Some 30 years after they were first mooted, quantum computers remain largely theoretical. Yet few people doubt they will one day become a reality. When they do, they will bring many benefits – greater speed and efficiency, for example – but they also pose a potentially seismic security threat.
Much of the encryption we rely on today for protection and authentication when we use bank cards, send emails and connect to secure websites could be breached overnight by these super-computers.
‘The encryption we have at the moment is secure – at least we hope so – but once quantum computers are built, the kinds of online cryptography applications we use today will be insecure – because they are relying on encryptions that quantum computers will be able to break,’ says Dr Christophe Petit, a Lecturer in Computer Security at the School of Computer Science.

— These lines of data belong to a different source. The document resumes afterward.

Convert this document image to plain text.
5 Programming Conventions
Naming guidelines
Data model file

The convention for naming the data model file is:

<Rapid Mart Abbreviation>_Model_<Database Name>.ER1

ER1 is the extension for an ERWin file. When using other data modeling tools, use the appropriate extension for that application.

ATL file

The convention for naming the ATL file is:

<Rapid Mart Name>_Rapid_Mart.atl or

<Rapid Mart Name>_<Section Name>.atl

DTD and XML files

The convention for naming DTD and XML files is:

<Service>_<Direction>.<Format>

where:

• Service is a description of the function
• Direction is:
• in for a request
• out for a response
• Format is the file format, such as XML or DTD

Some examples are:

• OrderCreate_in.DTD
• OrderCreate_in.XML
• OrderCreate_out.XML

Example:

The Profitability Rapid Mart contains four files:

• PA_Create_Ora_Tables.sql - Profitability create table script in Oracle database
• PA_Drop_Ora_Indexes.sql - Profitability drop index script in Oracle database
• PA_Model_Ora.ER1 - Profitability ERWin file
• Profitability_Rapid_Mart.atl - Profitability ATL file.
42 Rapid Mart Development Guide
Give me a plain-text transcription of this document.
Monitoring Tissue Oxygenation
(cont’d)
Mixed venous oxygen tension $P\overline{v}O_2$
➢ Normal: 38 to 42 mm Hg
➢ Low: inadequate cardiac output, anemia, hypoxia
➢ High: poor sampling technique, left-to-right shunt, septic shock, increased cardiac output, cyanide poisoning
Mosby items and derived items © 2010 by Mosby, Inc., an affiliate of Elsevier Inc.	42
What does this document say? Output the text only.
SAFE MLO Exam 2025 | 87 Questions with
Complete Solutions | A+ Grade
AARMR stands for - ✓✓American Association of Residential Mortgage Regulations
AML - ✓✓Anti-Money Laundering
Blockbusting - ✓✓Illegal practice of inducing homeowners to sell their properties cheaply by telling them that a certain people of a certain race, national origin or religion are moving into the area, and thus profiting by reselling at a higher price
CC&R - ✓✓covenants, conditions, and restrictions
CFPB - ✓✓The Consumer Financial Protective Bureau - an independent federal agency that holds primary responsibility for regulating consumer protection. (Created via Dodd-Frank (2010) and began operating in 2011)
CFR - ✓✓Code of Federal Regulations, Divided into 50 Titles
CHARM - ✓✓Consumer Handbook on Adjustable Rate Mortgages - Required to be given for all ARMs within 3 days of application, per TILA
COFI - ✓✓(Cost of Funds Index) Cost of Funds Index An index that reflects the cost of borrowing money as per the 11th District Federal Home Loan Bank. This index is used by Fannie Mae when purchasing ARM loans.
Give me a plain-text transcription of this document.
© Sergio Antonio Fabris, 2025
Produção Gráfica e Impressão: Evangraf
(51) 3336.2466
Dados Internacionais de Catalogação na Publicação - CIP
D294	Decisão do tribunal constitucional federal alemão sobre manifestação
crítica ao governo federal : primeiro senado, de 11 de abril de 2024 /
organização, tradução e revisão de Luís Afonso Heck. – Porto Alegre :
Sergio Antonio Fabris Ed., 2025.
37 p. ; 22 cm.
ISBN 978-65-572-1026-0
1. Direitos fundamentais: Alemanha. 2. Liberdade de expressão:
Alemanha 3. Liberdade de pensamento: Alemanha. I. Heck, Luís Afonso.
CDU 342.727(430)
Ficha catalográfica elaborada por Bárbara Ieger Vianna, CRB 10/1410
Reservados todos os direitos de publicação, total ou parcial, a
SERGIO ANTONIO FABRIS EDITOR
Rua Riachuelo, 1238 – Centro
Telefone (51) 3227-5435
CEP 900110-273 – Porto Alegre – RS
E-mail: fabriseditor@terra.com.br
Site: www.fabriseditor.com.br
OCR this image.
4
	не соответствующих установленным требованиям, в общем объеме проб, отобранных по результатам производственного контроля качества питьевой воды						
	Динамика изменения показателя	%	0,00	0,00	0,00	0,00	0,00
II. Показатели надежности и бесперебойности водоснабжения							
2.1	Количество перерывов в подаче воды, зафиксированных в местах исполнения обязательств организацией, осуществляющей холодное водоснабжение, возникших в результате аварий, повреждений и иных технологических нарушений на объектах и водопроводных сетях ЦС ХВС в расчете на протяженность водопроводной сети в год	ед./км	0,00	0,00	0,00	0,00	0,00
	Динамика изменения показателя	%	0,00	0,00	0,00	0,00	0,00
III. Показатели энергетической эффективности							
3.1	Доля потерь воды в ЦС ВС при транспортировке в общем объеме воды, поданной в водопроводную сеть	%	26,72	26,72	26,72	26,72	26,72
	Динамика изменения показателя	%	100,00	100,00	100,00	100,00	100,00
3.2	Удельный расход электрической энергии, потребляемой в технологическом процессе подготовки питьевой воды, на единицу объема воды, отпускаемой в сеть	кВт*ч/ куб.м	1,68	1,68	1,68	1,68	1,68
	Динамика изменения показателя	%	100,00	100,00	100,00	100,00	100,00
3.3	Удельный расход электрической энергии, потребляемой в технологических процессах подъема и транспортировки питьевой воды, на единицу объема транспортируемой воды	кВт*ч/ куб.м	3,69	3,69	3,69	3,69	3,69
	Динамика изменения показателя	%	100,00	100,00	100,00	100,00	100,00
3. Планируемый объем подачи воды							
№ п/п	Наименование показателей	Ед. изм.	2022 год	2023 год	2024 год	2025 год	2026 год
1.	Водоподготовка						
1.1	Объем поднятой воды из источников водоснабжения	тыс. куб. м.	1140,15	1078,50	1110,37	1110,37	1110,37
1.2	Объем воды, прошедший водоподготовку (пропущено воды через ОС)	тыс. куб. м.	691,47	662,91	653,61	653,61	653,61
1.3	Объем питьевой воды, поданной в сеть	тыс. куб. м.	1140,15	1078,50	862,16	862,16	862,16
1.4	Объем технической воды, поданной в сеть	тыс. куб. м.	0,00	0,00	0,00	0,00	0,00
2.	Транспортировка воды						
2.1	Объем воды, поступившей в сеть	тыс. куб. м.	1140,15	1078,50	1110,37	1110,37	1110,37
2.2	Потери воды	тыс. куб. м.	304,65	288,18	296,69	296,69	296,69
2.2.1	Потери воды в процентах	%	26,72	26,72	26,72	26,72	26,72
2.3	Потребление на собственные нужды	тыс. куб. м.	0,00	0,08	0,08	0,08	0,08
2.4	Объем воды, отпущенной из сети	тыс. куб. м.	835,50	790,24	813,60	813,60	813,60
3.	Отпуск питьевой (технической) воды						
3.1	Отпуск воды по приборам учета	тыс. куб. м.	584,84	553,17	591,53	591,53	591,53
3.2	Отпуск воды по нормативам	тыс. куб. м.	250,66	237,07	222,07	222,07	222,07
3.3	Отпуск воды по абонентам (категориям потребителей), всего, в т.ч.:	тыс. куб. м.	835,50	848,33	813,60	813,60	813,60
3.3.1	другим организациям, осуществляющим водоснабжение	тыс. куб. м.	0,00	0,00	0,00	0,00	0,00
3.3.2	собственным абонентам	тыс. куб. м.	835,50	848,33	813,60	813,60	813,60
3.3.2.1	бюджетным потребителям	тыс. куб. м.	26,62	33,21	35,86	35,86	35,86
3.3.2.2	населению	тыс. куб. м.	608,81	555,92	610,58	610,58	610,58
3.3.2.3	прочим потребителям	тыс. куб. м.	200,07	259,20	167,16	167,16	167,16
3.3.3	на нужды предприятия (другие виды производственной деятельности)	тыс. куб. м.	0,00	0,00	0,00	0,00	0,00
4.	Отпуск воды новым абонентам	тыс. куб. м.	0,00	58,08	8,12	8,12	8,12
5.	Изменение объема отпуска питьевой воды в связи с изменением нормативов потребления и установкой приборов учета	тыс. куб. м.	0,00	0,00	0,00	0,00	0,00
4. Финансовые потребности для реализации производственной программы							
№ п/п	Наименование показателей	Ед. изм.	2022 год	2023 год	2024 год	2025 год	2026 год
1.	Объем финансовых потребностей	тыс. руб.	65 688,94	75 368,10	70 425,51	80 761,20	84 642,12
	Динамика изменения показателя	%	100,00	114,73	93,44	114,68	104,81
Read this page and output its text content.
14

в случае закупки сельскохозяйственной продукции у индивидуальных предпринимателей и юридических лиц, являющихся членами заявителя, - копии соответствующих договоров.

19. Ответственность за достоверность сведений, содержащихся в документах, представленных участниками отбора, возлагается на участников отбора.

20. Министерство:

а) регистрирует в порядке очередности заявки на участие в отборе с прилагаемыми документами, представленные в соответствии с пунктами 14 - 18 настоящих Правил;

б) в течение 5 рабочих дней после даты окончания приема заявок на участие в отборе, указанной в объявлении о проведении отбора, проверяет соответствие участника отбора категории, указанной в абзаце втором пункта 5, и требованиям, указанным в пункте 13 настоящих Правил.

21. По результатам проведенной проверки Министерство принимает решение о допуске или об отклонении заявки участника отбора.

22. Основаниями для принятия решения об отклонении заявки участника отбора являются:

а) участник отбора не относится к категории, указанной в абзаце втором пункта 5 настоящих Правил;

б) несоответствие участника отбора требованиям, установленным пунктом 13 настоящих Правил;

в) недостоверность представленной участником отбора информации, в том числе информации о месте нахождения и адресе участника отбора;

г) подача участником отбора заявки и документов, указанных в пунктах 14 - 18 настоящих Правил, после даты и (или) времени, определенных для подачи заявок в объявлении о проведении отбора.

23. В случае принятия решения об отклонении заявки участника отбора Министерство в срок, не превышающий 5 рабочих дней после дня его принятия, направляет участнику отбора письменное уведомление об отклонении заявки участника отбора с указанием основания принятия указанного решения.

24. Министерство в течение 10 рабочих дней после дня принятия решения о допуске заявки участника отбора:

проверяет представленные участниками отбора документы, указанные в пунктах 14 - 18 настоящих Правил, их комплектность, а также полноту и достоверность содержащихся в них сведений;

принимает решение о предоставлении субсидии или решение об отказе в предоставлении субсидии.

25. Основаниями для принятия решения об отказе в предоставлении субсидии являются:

Theoretical it may still be, but the drive towards quantum computing is gaining momentum. In December 2017, Microsoft unveiled a complete quantum development kit, while GCHQ has declared an interest in post-quantum cryptography. Earlier this year, Google announced a quantum processor that might one day form the cornerstone of a quantum computer.
This is why global computer experts and mathematicians are engaged in trying to head off the online security threat long before it happens by researching new mathematical techniques in order to come up with strong, post-quantum encryptions and signatures. ‘We need to plan ahead,’ stresses Christophe. ‘Even if we knew the threat wouldn’t come for another 20 years, we would be late in trying to address it now. And although quantum computers don’t exist at the moment, what was considered a theoretical threat is now seen as a plausible one in the not-too-distant future.’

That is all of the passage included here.